Pouvoir et liens interethniques au Sénégal : Ousmane Sonko, héritier de son grand-père

Depuis au moins 2021, le patronyme Sonko est devenu un nom de famille digne d’intérêt dans l’espace politico-médiatique sénégalais. Aussi bien dans les médias traditionnels que sur les réseaux sociaux, le degré d’attention comme d’indignation porté sur l’homme politique Ousmane Sonko trahit une certaine propagande politique.

Écarté de l'élection présidentielle du 24 mars, Ousmane Sonko, au cœur d'un feuilleton politico-judiciaire depuis plusieurs années, a misé sur la candidature du Sereer Bassirou Diomaye Faye, son lieutenant. Sonko a été arrêté et détenu en juillet 2023 pour plusieurs chefs d'inculpation.

Comme son leader, Faye était également poursuivi pour “outrage à magistrat” et “diffamation”, entre autres. Ils ont été tous les deux libérés, le 14 mars, à la faveur d'une loi d'amnistie portant sur les faits liés aux manifestations politiques ayant secoué le pays entre février 2021 et février 2024.

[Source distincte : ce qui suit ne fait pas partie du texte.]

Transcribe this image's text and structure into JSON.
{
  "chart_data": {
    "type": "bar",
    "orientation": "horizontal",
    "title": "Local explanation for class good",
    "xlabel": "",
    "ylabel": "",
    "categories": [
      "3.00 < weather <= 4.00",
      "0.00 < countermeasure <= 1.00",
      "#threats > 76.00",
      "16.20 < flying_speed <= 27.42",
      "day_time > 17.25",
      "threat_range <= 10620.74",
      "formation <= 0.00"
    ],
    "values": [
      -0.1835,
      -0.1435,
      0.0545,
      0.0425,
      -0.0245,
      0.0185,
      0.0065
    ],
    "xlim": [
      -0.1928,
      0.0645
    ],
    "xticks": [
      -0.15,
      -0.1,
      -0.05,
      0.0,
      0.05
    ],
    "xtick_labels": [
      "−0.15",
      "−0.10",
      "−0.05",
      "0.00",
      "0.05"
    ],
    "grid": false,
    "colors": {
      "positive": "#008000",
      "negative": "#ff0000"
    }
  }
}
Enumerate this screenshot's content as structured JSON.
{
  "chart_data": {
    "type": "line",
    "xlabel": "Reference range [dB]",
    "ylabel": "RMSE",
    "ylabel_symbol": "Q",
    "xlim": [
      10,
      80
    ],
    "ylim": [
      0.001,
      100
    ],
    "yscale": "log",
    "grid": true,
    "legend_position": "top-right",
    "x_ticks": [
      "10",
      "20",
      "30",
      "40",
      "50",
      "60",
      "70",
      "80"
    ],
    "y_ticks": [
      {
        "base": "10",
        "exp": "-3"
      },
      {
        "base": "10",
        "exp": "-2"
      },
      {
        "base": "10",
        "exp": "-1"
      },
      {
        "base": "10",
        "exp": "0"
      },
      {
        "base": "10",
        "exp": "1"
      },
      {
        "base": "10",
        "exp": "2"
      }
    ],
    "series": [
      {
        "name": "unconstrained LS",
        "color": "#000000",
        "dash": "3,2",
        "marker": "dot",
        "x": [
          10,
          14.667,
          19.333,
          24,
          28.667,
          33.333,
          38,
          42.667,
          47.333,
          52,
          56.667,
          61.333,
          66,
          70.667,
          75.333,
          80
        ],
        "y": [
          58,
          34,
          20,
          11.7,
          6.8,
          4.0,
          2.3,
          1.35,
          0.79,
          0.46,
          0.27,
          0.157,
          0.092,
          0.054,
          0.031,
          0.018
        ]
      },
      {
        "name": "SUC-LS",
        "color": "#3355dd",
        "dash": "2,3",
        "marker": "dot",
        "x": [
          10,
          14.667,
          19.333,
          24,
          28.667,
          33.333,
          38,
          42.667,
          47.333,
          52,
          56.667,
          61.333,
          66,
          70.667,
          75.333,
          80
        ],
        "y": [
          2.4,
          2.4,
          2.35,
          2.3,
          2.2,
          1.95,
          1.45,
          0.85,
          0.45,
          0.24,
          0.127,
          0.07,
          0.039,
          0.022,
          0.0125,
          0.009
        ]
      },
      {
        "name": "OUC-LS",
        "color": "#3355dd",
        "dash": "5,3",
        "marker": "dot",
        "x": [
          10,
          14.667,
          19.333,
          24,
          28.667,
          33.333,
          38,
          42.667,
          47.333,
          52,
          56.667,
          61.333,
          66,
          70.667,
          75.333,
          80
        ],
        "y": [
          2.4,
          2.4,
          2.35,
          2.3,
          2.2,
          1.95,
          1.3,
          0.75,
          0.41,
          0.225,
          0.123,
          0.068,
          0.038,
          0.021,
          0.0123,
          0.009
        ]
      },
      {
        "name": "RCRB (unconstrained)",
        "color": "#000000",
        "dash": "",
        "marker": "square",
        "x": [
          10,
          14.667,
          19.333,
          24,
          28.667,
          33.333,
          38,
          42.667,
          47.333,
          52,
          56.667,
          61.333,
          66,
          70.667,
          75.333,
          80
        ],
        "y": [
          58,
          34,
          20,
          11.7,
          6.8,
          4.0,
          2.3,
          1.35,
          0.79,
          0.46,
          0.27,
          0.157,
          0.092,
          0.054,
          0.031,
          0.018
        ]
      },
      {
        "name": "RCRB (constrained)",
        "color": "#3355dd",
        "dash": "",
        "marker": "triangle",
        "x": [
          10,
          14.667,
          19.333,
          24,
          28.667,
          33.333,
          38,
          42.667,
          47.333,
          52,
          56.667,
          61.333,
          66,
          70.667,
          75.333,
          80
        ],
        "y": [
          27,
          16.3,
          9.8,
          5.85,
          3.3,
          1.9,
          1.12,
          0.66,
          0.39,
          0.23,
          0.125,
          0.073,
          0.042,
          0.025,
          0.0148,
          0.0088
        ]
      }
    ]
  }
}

Il y a une forme d’endoctrinement, pour ce phénomène de médiatisation de Sonko, avec un narratif tendant à représenter en bien ou en mal le personnage.

La couverture médiatique parfois très critique opte pour une ligne discursive sur le vivre ensemble sénégalais. Il s’agit de s’ériger en “défenseur de la République et contre l’ethnicisme” en alertant sur le phénomène Sonko. Il bénéficierait d’une indulgence coupable, une sorte de “pacte de soutien conclu aveuglément par les élites casamançaises”; singulièrement par les “Diolas et le Mouvement des forces démocratiques de la Casamance (MFDC, indépendantiste)”.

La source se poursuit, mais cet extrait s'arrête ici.